Sakin tonlar, alçı çıtalar, ahşap dokular ve doğal taşlar, iç mekâna huzurlu bir şıklık katmış. Bu unsurları ton sür ton ve bordo gibi Avrupai tonlarla dengeleyerek, zarif ve sıcak bir atmosfer yaratmak istenmiş. Çünkü Misa Architects, renklerin anlamlarının tasarımları şekillendirdiğine inanıyor. Onlara göre bir ev, yalnızca fiziksel bir mekân değil, ruhsal bir deneyim sunmalı. Her alan, evin sakinlerine estetik bir haz sunarken, aynı zamanda dinginlik sağlamalı.
“Minimalizmi detaylarla tamamlayarak, her öğenin yerli yerinde olmasını sağladık; her tasarım, bağlamında güzelleşir. Hiçbir boşluk düşünülmeden bırakılmadı, her alan ev sahiplerinin ruhunu yansıttı.” Balkonlar dahil 560 metrekarelik projenin bu alanlara ek olarak 547 metrekare dış bahçe toplamı mevcut.
Proje sürecinde, ev sahiplerinin ihtiyaçları ve duygusal bağları, en ön planda olan unsurlar olmuş. Ev sahiplerini yakından dinleyerek, yoğun iş yaşamlarından uzaklaşabilecekleri, her birinin kendini özel hissedebileceği bir ev tasarlamaya odaklanmışlar. Özellikle ev sahipleri için çocuklarının kendi kişiliklerini yansıtan, kendi özel alanlarına sahip olmaları çok önemliymiş. Bu yüzden, evdeki her odanın kendine özgü bir karakteri ve hissiyatı var.

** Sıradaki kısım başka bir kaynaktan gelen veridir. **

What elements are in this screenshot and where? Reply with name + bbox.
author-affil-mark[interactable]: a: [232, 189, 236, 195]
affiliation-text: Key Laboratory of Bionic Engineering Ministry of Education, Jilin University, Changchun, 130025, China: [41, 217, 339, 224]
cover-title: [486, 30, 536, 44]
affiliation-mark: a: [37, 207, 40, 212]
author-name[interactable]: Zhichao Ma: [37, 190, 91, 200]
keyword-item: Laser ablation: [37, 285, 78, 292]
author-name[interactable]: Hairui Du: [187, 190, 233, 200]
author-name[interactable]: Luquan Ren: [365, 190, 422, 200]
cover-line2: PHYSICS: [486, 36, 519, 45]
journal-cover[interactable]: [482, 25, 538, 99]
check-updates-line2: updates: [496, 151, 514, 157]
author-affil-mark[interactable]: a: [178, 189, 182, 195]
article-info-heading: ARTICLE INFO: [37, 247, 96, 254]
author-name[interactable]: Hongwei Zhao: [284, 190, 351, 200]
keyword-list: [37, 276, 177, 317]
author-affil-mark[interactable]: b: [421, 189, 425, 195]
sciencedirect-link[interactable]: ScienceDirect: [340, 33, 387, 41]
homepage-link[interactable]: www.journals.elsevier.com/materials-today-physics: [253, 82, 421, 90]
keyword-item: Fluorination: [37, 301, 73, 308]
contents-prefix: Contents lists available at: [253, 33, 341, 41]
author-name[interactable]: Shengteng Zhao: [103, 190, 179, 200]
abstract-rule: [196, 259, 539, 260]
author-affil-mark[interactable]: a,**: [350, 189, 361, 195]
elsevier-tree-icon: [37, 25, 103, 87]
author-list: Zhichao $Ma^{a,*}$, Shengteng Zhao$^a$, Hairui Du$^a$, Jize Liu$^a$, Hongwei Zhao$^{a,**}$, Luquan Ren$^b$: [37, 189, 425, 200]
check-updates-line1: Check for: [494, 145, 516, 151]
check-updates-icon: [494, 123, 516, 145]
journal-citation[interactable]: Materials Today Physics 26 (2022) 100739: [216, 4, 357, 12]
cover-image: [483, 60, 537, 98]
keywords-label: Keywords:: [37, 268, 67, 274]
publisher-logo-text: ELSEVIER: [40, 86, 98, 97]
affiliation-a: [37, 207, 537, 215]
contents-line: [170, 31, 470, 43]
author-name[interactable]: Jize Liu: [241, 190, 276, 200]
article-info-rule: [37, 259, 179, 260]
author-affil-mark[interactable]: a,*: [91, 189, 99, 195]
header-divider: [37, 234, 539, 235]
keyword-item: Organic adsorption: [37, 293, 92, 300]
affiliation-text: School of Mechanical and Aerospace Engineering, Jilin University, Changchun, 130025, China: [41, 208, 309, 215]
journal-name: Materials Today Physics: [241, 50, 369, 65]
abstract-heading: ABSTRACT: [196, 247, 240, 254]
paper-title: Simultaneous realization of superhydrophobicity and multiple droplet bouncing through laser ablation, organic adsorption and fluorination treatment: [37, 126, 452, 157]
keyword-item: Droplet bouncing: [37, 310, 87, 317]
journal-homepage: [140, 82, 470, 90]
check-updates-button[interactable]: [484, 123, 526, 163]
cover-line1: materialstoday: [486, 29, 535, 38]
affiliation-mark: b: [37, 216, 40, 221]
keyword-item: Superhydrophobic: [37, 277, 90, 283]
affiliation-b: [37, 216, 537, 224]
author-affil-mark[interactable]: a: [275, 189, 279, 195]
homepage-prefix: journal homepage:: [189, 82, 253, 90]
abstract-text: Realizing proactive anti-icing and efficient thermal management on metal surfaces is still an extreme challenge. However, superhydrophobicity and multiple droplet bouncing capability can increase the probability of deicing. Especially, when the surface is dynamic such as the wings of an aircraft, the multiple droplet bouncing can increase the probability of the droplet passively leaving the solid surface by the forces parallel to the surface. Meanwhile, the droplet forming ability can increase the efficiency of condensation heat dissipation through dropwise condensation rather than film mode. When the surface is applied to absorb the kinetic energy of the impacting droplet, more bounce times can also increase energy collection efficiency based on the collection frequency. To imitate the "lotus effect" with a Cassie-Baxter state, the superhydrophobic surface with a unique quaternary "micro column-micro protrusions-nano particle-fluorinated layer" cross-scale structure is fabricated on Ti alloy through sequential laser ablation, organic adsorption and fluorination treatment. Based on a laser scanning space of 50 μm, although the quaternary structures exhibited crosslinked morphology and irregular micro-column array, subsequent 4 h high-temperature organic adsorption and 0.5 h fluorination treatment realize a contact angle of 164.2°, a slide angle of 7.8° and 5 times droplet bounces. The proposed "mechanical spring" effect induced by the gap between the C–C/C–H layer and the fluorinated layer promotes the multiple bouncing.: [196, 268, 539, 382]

“Müşterimizin tercihi olan minimal bir yaklaşımı benimsemiş olsak da tasarımın monotonluktan uzak, canlı ve dinamik olmasına özen gösterdik; bu, oldukça ince bir dengeyi gerektiriyordu. Bu çizgiyi sağlamak için tasarımımızda ‘denge’yi anahtar kelime olarak belirledik. Malzemelerin uyumu ve her bir mekânın kütlesinin birbiriyle oluşturduğu uyum, tasarımın temel taşlarını oluşturdu. Her malzemenin doğru yerde kullanılması, mekâna sadece estetik bir değer katmakla kalmadı, aynı zamanda fonksiyonel ve duygusal açıdan da ev sahiplerine hitap eden bir atmosferin doğmasına yardımcı oldu. Bu denge, evin her alanında kendini gösteriyor, her odanın farklı karakteri ve duygusal tonları, ancak birbirini tamamlayan bir bütünlük içinde şekilleniyordu. Bu konuda müşterimize hitap eden ve isteklerini karşılayan bir tasarım oluştuğuna inanıyoruz.”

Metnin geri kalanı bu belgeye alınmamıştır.